Parental depression was associated with almost half a decile lower ranking in children's final grades.

Children of at least one biological parent with depression academically performed more poorly at the conclusion of required schooling, found research published in JAMA Psychiatry.

Whether the mother or father had depression, parental depression at any point was associated with nearly a half decile lower ranking in children’s final grades, found Hanyang Shen, MPH, MSc, of Drexel University School of Public Health in Philadelphia, and colleagues. The effect was slightly more pronounced in daughters of mothers with depression before the child’s birth or when daughters were ages 6 and 16.

The researchers analyzed final school grades of 1 124 162 children, born from 1984 to 1994 in Sweden, at the end of compulsory education. The sum of students’ 16 best subject grades in their last year comprised final grades. Shen’s team then compared this academic performance to diagnoses of depression in children’s biological parents using parents’ inpatient records from 1969 on and outpatient records from 2001 on.

Children whose mothers were depressed at any point before or during the children’s lives had grades placing them 0.8 deciles lower than their peers before accounting for confounders, and 0.45 deciles lower after adjustment. Among children of fathers depressed at any point, final grades were 0.73 deciles lower before adjustment and 0.40 deciles lower after adjustment.

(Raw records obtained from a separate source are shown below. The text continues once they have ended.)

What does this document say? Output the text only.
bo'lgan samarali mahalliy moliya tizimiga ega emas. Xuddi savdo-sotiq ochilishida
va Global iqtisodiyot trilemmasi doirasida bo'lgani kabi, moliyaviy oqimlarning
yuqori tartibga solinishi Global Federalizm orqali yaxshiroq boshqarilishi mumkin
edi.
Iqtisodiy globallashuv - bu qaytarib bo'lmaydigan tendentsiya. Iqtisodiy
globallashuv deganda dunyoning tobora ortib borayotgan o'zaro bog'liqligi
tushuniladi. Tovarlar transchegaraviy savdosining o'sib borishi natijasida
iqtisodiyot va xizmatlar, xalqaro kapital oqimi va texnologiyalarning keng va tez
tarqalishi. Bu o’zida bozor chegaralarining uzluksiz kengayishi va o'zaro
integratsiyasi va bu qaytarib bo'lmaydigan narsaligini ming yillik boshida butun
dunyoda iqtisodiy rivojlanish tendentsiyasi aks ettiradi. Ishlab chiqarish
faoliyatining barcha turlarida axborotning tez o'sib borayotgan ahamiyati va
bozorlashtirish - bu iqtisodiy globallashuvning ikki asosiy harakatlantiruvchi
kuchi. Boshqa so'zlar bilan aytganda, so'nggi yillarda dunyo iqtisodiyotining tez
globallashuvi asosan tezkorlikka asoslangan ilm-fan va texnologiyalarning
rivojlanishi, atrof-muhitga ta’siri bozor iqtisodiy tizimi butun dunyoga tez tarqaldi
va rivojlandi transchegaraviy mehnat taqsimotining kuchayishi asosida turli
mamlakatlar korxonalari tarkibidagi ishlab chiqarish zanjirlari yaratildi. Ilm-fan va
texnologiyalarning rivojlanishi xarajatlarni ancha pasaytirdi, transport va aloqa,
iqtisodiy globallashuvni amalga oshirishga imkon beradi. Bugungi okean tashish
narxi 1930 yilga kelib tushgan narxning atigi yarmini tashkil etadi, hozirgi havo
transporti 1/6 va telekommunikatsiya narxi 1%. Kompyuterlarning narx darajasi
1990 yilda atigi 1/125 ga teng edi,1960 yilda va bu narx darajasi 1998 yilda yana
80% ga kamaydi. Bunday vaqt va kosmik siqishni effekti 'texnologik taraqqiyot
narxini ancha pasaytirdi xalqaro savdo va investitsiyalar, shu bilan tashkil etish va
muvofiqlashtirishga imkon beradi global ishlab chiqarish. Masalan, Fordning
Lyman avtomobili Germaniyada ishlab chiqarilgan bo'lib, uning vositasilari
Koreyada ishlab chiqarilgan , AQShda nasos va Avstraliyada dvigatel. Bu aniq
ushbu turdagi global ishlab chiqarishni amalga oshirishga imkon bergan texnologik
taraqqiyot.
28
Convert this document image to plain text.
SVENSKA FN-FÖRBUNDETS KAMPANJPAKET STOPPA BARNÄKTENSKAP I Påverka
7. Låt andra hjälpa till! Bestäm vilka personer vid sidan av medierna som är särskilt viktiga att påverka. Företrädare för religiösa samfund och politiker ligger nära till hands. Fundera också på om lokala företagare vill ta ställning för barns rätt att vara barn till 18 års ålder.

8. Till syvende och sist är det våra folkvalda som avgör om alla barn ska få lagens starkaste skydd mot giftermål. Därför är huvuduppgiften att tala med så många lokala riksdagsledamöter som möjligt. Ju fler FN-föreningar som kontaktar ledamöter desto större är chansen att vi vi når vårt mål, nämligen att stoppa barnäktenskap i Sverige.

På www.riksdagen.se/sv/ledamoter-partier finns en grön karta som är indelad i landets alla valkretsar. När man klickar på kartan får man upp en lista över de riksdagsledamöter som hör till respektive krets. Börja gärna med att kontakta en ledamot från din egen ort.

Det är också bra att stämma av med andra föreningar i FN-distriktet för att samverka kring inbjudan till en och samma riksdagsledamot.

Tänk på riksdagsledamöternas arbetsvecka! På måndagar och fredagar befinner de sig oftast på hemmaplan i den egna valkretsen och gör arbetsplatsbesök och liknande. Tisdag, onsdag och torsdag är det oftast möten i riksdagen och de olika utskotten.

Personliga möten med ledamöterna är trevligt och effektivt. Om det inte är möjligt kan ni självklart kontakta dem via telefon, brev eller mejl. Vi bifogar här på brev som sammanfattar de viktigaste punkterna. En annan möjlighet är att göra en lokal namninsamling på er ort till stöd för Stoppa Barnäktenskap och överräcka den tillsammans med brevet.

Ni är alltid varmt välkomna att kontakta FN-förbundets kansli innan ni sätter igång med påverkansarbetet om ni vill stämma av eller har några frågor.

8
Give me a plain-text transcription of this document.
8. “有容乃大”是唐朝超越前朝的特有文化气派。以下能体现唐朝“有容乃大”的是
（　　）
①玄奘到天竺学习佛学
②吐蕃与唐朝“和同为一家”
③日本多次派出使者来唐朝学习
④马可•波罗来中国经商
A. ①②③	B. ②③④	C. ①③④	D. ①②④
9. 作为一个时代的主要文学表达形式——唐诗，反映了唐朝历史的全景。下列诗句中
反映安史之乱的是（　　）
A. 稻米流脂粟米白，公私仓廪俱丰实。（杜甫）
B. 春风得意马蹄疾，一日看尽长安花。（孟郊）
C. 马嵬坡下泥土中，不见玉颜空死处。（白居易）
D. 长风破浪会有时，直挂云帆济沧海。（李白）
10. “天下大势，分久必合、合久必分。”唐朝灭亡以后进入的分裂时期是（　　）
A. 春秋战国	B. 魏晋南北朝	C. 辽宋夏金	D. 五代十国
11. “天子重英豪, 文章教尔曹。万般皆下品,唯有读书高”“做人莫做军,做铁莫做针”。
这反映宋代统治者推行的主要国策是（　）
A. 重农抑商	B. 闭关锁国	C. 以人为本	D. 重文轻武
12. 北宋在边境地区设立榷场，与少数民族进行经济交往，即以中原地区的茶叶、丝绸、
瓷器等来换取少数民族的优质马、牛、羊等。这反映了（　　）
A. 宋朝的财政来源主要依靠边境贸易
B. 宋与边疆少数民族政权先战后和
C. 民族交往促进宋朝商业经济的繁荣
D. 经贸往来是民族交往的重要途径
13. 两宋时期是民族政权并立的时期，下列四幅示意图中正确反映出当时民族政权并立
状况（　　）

Associations were similar regardless of when parents were depressed — before or after children’s birth or during any age up to 16.

Adjusted findings considered children’s sex, birth year, birth order and whether the child was part of a multiple birth. Parental confounders included parent education levels, family income, parents’ birth countries, parents’ ages at the child’s birth, either parent’s alcohol abuse and whether the mother smoked during pregnancy.

Among this study’s strengths are its large population and the standardized measure of school performance, wrote Myrna M. Weissman, PhD, of Columbia University’s Department of Psychiatry in New York, in an accompanying editorial. These findings match similar ones from the United States, the Netherlands, the United Kingdom, Germany and Australia, she noted.

“Numerous epidemiological studies around the world have shown that the onset and prevalence of depression are high, especially among women of child-bearing age, so parental depression is a problem of large proportion,” she wrote, adding that previous research has found improvement in children’s difficulties when mothers receive treatment for depression. “Depression in a parent is a modifiable risk factor because the parent’s symptoms can be treated,” she wrote.

Reference

Shen H, et al. Associations of Parental Depression With Child School Performance at Age 16 Years in Sweden. JAMA Psychiatry. 2016; doi:10.1001/jamapsychiatry.2015.2917.

Weissman MM. Children of Depressed Parents—A Public Health Opportunity. Editorial. JAMA Psychiatry. 2016; doi:10.1001/jamapsychiatry.2015.2967.